Two weeks ago, unknown cyber kidnappers also aimed the virulent malware at U.S. chemicals companies Hexion and Momentive. Those attacks blocked employees from using their computers. And the costs are piling up -- with at least $40 million in initial damages over at Norsk Hydro, according to reports.
The discoveries of additional victims makes at least four (a French engineering consultancy was reportedly hit in January) implicating LockerGoga as the cyber attackers’ malware of choice. But there are likely many others. Anti-malware specialist Kaspersky told Motherboard that it knows of more instances. And, FireEye told Wired that they’ve been called out on multiple LockerGoga attacks also on industrial and manufacturing targets. The MalwareHunterTeam, which initially named the ransomware, estimates the total victim count to be in the dozens, some of which have already paid six-figure ransoms to have their systems restored.
So, let's see...we have a dangerous ransomware strain hitting industrial and manufacturing targets and nobody says anything about it until now? Because why?
SEC Filing: Hexion Discloses LockerGoga Ransomware
In a March 22, 2019 Securities and Exchange Commission (SEC) 8-K filing, Hexion acknowledged the LockerGoga attack and said that it had “taken steps” to restore its network and resume normal operations. Officials called the extortion episode a “network security incident” that blocked access to “certain systems and data within the company’s network.” In other words, a ransomware attack.

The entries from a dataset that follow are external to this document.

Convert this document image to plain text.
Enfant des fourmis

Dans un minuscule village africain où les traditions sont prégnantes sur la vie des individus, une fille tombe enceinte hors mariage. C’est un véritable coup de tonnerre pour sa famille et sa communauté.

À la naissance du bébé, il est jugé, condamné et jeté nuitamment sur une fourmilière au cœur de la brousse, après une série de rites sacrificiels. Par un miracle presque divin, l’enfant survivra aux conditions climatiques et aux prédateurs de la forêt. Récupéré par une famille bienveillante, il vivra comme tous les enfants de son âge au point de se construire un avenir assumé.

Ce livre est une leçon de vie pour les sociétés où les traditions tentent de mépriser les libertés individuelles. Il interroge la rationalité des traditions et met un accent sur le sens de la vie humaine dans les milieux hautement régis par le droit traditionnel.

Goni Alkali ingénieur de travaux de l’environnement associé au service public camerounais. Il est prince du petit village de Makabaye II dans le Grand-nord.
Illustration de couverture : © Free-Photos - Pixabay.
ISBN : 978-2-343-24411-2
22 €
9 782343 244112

Hexion officials said that it shut down its IT systems, including email, to contain the infection. The company doesn’t believe that any customer, supplier or employee data has been compromised. Hexion didn’t say how much ransom the kidnappers demanded or if it has or plans to pay any of it. Most of the damage apparently affected Hexion’s corporate functions while its manufacturing sites, which use separate networks, were minimally hit by the attack. It’s not known if Hexion has engaged with security providers, especially managed security service providers (MSSPs) to help it handle the attack’s fallout.

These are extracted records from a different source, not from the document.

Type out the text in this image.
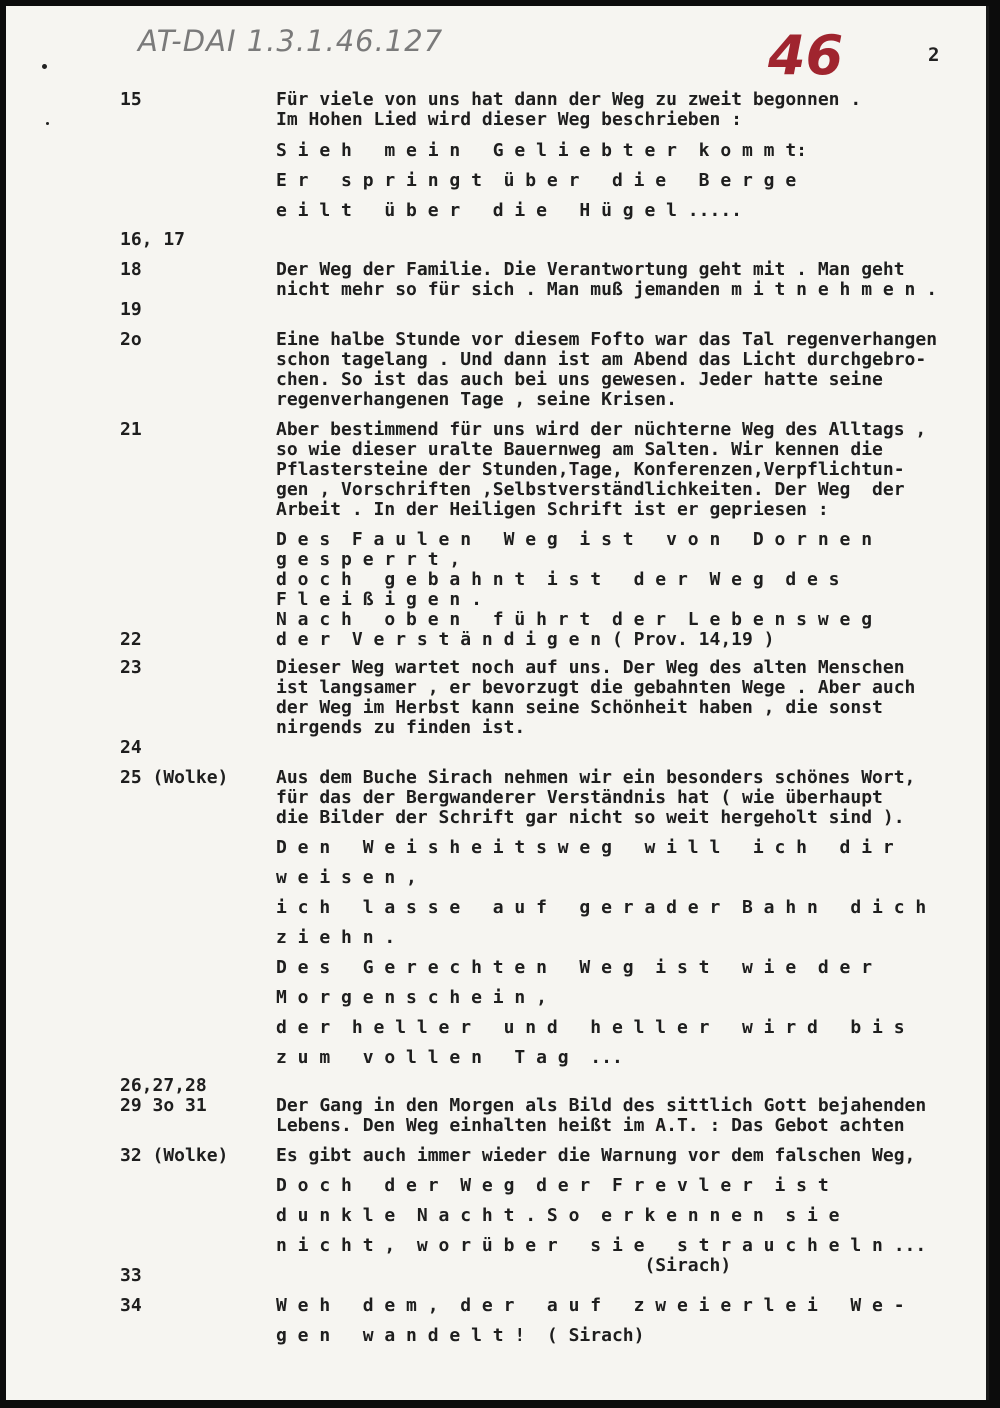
AT-DAI 1.3.1.46.127	46	2
15
16, 17
18
19
2o
21
22
23
24
25 (Wolke)
26,27,28
29 3o 31
32 (Wolke)
33
34
Für viele von uns hat dann der Weg zu zweit begonnen .
Im Hohen Lied wird dieser Weg beschrieben :
S i e h   m e i n   G e l i e b t e r  k o m m t:
E r   s p r i n g t  ü b e r   d i e   B e r g e
e i l t   ü b e r   d i e   H ü g e l .....
Der Weg der Familie. Die Verantwortung geht mit . Man geht
nicht mehr so für sich . Man muß jemanden m i t n e h m e n .
Eine halbe Stunde vor diesem Fofto war das Tal regenverhangen
schon tagelang . Und dann ist am Abend das Licht durchgebro-
chen. So ist das auch bei uns gewesen. Jeder hatte seine
regenverhangenen Tage , seine Krisen.
Aber bestimmend für uns wird der nüchterne Weg des Alltags ,
so wie dieser uralte Bauernweg am Salten. Wir kennen die
Pflastersteine der Stunden,Tage, Konferenzen,Verpflichtun-
gen , Vorschriften ,Selbstverständlichkeiten. Der Weg  der
Arbeit . In der Heiligen Schrift ist er gepriesen :
D e s  F a u l e n   W e g  i s t   v o n   D o r n e n
g e s p e r r t ,
d o c h   g e b a h n t  i s t   d e r  W e g  d e s
F l e i ß i g e n .
N a c h   o b e n   f ü h r t  d e r  L e b e n s w e g
d e r  V e r s t ä n d i g e n ( Prov. 14,19 )
Dieser Weg wartet noch auf uns. Der Weg des alten Menschen
ist langsamer , er bevorzugt die gebahnten Wege . Aber auch
der Weg im Herbst kann seine Schönheit haben , die sonst
nirgends zu finden ist.
Aus dem Buche Sirach nehmen wir ein besonders schönes Wort,
für das der Bergwanderer Verständnis hat ( wie überhaupt
die Bilder der Schrift gar nicht so weit hergeholt sind ).
D e n   W e i s h e i t s w e g   w i l l   i c h   d i r
w e i s e n ,
i c h   l a s s e   a u f   g e r a d e r  B a h n   d i c h
z i e h n .
D e s   G e r e c h t e n   W e g  i s t   w i e  d e r
M o r g e n s c h e i n ,
d e r  h e l l e r   u n d   h e l l e r   w i r d   b i s
z u m   v o l l e n   T a g  ...
Der Gang in den Morgen als Bild des sittlich Gott bejahenden
Lebens. Den Weg einhalten heißt im A.T. : Das Gebot achten
Es gibt auch immer wieder die Warnung vor dem falschen Weg,
D o c h   d e r  W e g  d e r  F r e v l e r  i s t
d u n k l e  N a c h t . S o  e r k e n n e n  s i e
n i c h t ,  w o r ü b e r   s i e   s t r a u c h e l n ...
(Sirach)
W e h   d e m ,  d e r   a u f   z w e i e r l e i   W e -
g e n   w a n d e l t !  ( Sirach)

Momentive Discloses LockerGoga Ransomware Attack
As for Momentive, the company said it had taken “ immediate action to contain the incident and has implemented its business continuity plan.” External security experts, as in MSSPs, are part of Momentive’s plan to thwart the cyber kidnapping and help with its recovery, officials said.

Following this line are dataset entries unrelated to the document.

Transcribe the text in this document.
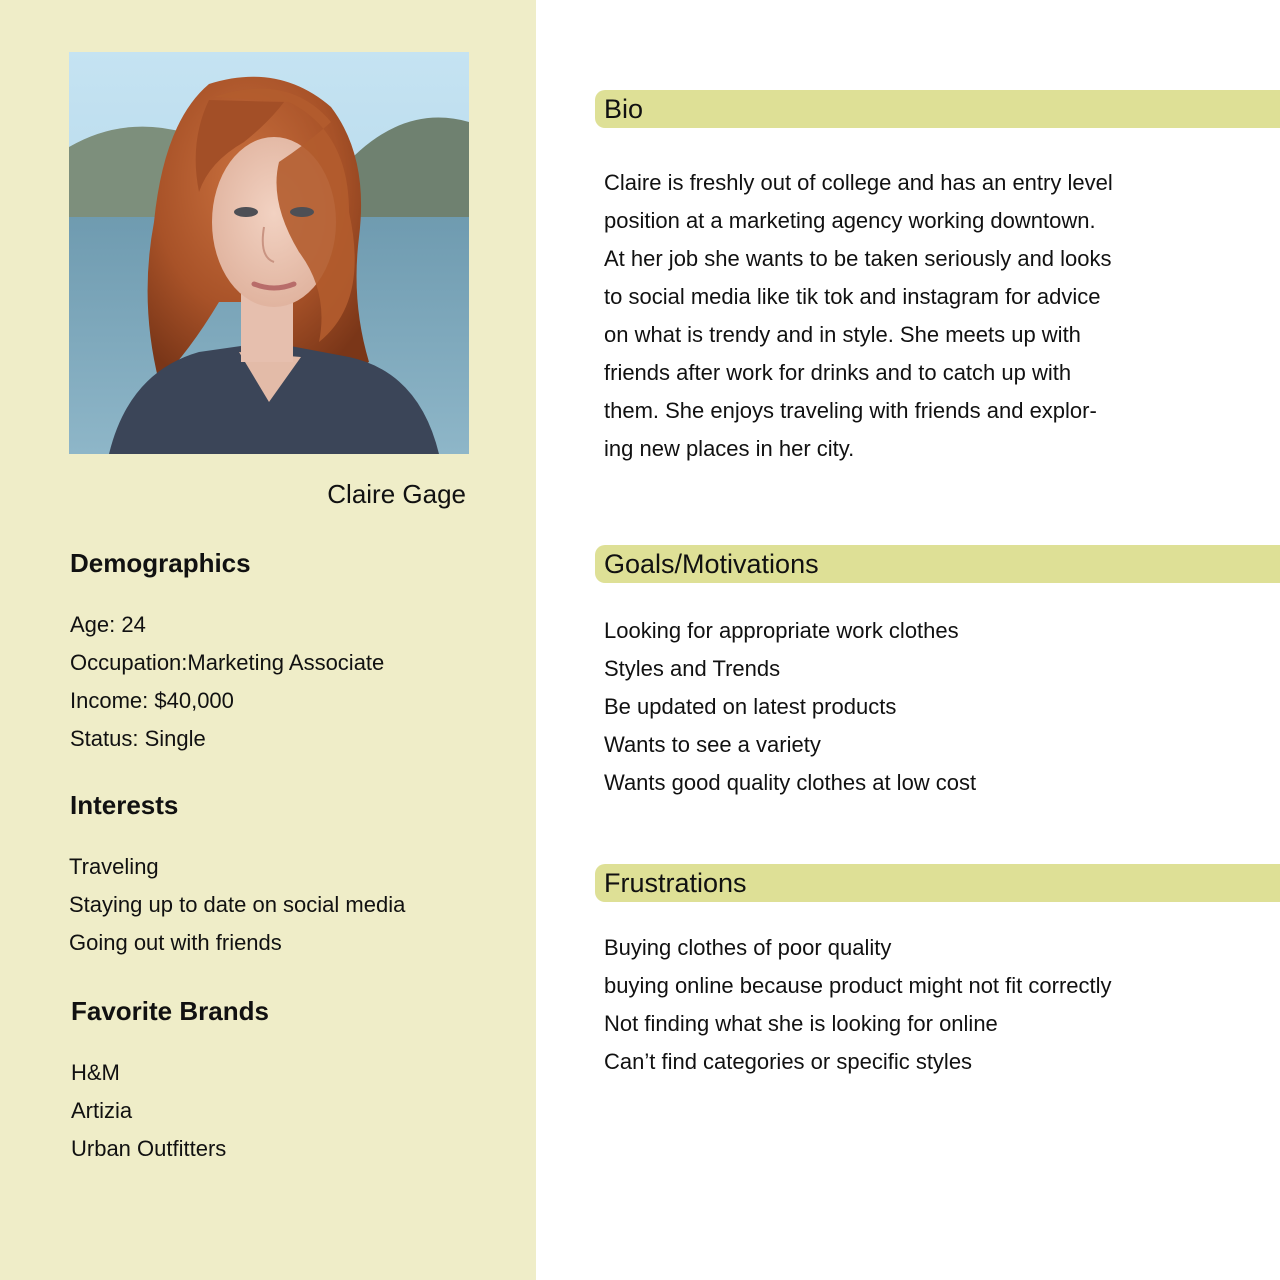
Claire Gage
Demographics
Age: 24
Occupation:Marketing Associate
Income: $40,000
Status: Single
Interests
Traveling
Staying up to date on social media
Going out with friends
Favorite Brands
H&M
Artizia
Urban Outfitters
Bio

Claire is freshly out of college and has an entry level
position at a marketing agency working downtown.
At her job she wants to be taken seriously and looks
to social media like tik tok and instagram for advice
on what is trendy and in style. She meets up with
friends after work for drinks and to catch up with
them. She enjoys traveling with friends and explor-
ing new places in her city.

Goals/Motivations
Looking for appropriate work clothes
Styles and Trends
Be updated on latest products
Wants to see a variety
Wants good quality clothes at low cost
Frustrations
Buying clothes of poor quality
buying online because product might not fit correctly
Not finding what she is looking for online
Can’t find categories or specific styles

There are some particularly disturbing aspects to the LockerGoga malware (via Wired):
- LockerGoga shuts down computers, locks out their users and makes it difficult, if not impossible, for victims to pay the ransom.
- The attackers seem to know targets' credentials at the start of an intrusion.
- Before running their encryption code, the hackers use a "task kill" command on target machines to disable their antivirus. The malware subsequently encrypts the computer’s files.
- Victims then get a ransom demand note: "Greetings! There was a significant flaw in the security system of your company...You should be thankful the flaw was exploited by serious people and not by some rookies. They would have damaged all your data by mistake or for fun." (The use of the word “rookies” is particularly interesting.)
- The attackers do not name their price in the note but instead provide email addresses to contact the hackers to negotiate a satisfactory bitcoin amount.
In the most recent version, LockerGoga disconnects the computer's network adapter from the network, changes the user and admin credentials, and logs the machine off. That makes it just a bit difficult for victims to recognize they’re being extorted and certainly to acquiesce to the kidnappers’ demands should they choose that route.